3
 min read

Planks vs. Crunches

The reality of both of these exercises is that they help to develop your core but are designed for different goals. We'll compare them in-depth in this article.

In order to adequately compare the crunch exercise to the plank, we should address what the purpose of each exercise is. While one is meant for stabilizing and endurance for multiple muscle groups, the other is great for increasing specific muscle engagement. The benefit of each has their specific purposes and muscles that are involved.

In the plank, the muscles involved are primarily the transverse abdominus, rectus abdominus, internal and external oblique. The other accessory muscles involved are your (shoulders) deltoids, (backside) glutes, (chest) pectoralis major, (lower back) quadtratus lumborum and erector spinae. The isometric contraction activates the core muscles on the front side and back side of the body almost equally.

When considering the crunch, take into account the primary muscle group involved. The rectus abdominus is the primary muscle group activated when performing the typical crunch exercise. Running down the center of the body, the rectus abdominus is your six-pack with the origin at the pubic symphysis/crest and the insertion at the xyphoid process. Exercises and motions that create contraction while bringing the origin and insertion closer together engage the rectus abdominus best to create your dream six pack.

The long-winded debate about whether the crunch or plank is better is yet to be decided. Form plays a large part in which will negatively or positively affect your spine. Crunches are a repetitive flexion and extension motion of the spine which can potentially aggravate a sensitive lower back.  Some ways to combat that are to perform proper form:

  • Maintain a spinal alignment with the head and neck. This decreases full spinal flexion that often occurs from tucking the chin to the chest when straining to come up.
  • Flatten your lower back to the floor. Pelvic bracing (contracting your abdominal muscles completely), helps to flatten your lower back to be more congruent with the floor, stabilizing the lumbar spine.
  • Don’t come up too far. The further you come up, the more you involve your hip flexors.  Muscles that don’t strengthen your abs and put a strain on your lower back.
  • Some options for alternative form for the crunch is a modified crunch where one leg is fully extended, the other knee bent, and hands lightly touching the sides of the head while gently rising from the ground in a modified crunch.

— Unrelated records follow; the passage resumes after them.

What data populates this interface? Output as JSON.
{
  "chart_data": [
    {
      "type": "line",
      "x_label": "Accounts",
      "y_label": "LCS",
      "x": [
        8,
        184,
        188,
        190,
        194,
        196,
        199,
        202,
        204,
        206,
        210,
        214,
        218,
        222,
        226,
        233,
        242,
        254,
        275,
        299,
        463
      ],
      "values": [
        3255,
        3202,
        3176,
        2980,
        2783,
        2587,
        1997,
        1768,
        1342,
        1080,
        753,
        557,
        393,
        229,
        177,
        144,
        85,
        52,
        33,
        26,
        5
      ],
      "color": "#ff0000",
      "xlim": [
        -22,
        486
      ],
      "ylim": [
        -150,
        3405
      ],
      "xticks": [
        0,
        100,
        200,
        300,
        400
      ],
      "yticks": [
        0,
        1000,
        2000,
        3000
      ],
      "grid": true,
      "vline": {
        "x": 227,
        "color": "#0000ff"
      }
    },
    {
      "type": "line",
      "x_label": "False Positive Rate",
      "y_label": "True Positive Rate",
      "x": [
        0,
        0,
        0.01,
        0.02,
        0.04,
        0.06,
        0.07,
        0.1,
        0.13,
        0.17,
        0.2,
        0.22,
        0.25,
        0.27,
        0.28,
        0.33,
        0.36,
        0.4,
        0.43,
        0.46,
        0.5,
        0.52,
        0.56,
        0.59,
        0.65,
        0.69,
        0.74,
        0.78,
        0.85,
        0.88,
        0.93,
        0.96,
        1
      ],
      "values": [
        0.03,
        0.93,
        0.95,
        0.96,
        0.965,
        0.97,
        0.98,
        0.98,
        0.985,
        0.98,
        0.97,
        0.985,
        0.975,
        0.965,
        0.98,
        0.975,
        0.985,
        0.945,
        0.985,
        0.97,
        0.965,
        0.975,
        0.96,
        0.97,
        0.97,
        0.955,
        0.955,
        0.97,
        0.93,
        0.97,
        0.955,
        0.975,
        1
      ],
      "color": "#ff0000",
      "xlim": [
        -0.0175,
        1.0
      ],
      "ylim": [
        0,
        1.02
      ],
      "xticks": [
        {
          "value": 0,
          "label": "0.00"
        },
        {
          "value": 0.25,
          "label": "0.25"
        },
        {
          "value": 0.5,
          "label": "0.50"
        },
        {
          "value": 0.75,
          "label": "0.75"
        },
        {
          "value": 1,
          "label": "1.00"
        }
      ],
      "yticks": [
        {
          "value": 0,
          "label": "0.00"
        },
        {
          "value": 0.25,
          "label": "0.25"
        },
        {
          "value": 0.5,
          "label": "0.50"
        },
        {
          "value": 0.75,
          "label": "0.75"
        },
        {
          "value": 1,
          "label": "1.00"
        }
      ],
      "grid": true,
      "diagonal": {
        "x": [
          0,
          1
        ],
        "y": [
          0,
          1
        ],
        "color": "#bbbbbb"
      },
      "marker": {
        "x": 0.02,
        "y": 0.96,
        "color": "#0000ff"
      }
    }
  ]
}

Planks are a safe isometric hold for most individuals with lower back problems. The less range of motion you have to move through tends to be slightly less aggravating on the lower back. By performing proper form in a plank, aggravation can be mostly avoided. Here are some form tips to help prevent low back pain in a plank:

  • Imagine drawing your belly button to your spine.
  • Contract your glutes consistently throughout the position.
  • Keep your feet shoulder width apart.
  • Maintain your elbows directly below your shoulders.
  • Modified planks can be performed from the knees if low back pain is still present in the plank.

Simply speaking, the plank involves a plethora of large muscle groups that are not specific muscles designed to help one develop a six pack, rather create a flooring effect to strengthen more muscles at once. The crunch takes the rectus abdominus through a specific range of motion to isolate and strengthen that muscle almost completely while not involving other motions. Crunches are good for avoiding stress to the spine when performed properly.

The reality of both of these exercises is that they help to develop your core but are designed for different goals. When performing a core exercise, consider the benefit of what you are doing in relation to your fitness goals in order to decide which exercise is appropriate for you.


References:

Catalyst University. (2020, February 4). Abdominal Muscles | Origins, Insertions, Innervations, Actions.

Mace, S. (2018, January 26). To Plank or Not to Plank. SamMace.

Want a Stronger Core? Skip the Sit-ups. (2020, July 2). Harvard Health Publishing.